At age nineteen, Sean Kendrick is the returning champion. He is a young man of few words, and if he has any fears, he keeps them buried deep, where no one else can see them.
Puck Connolly is different. She never meant to ride in the Scorpio Races. But fate hasn’t given her much of a chance. So she enters the competition — the first girl ever to do so. She is in no way prepared for what is going to happen.
My thoughts
also the rating is x out of 5 stars
this format is going to change ten times before i’m satisfied, isn’t it?
When I started reading this book, I was in the mood for a story with friends supporting each other. Creating special characters and wonderful interactions between them is something Maggie Stiefvater does incredibly well, almost to perfection. While “The Scorpio Races” didn’t have the same feeling as “The Raven Cycle” in any other way, it did have those people who you can’t help but care for.
It is really a beautiful book, if a bit slow and boring at times. The most wonderful element was the island the whole story were carried out on. What a magical place it is, both in how the nature is described, but also Puck and Sean’s connection to it. Living in a small, countryside place, I really feel the same love they do every time I look around me. But it also gives you a feeling of being one very small person, since the nature isn’t controlled by anyone and never will be. Here’s where the water horses – the capall uisce (yes, I had to look that up) – come into the picture. How do you control something so natural, yet wild and deadly? Short answer: you don’t. Sean Kendrick knows that, which is why I begrudgingly like him and why he’s the best rider on the island.

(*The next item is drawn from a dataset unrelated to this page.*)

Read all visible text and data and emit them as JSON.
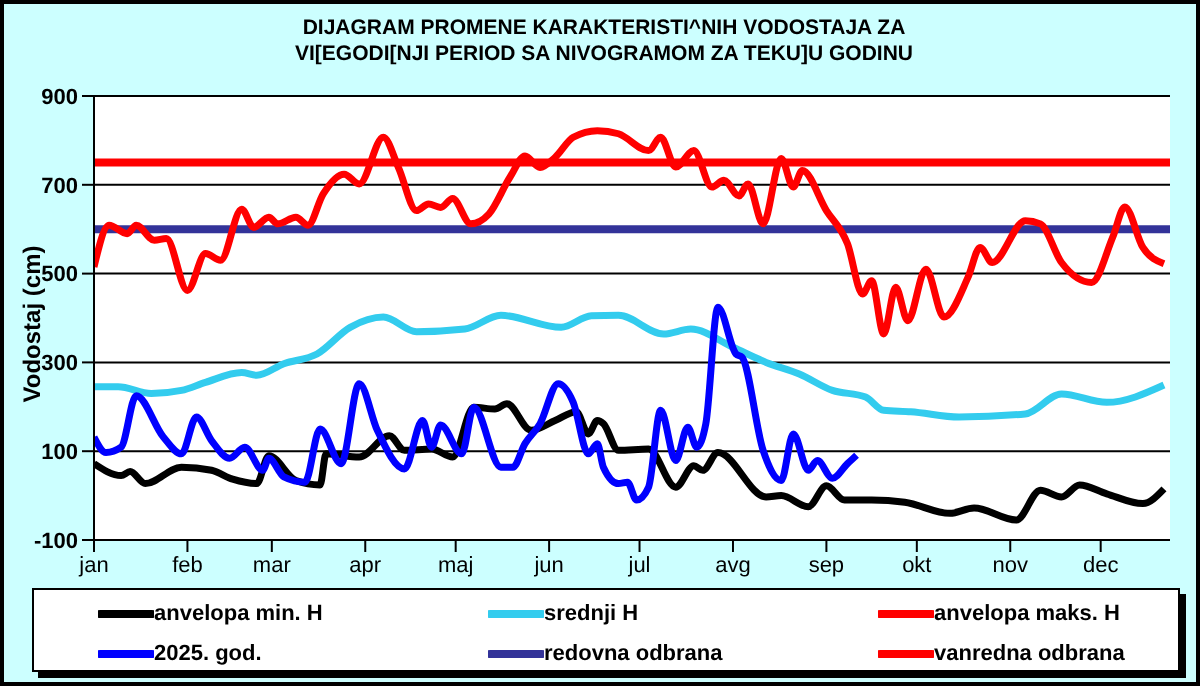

The book didn’t catch my full attention until the last half. There were a couple of moments I just wanted to put it down and leave it. I’m glad I didn’t, because much later the story still lives with me in some way. “The Scorpio Races” doesn’t contain one of the best plots I’ve read (rather the contrary), but it is different, based on a part of mythology we don’t usually get in young adult. I didn’t really enjoy the ending either. The whole plot was just very predictable, but too well-written to call it “bad”. On the bright side I got a lot done in the two days I procrastinated reading the rest of the book, but as a story, this one still misses something.

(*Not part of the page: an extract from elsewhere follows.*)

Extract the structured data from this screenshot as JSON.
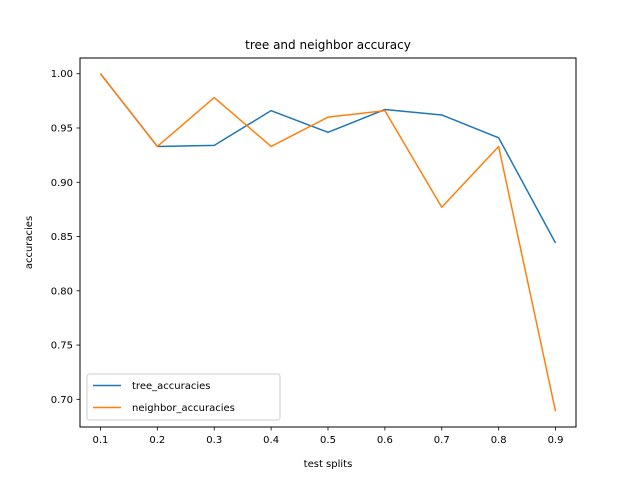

I think it will be very person-based whether people like this book or not. I’m still in conflict with myself, because I can’t say I liked it. “The Scorpio Races” is interesting, it is deeper than it first seems, but I’m still not completely sold. It could be that this story is familiar to me, it gives me a sense of having read too much of the genre. On the bright side, it got the relationship with extreme nature right. You can’t stop loving it, because then you may realize it’s holding you hostage and could kill you. At least there’s nice landscape to look at/read about.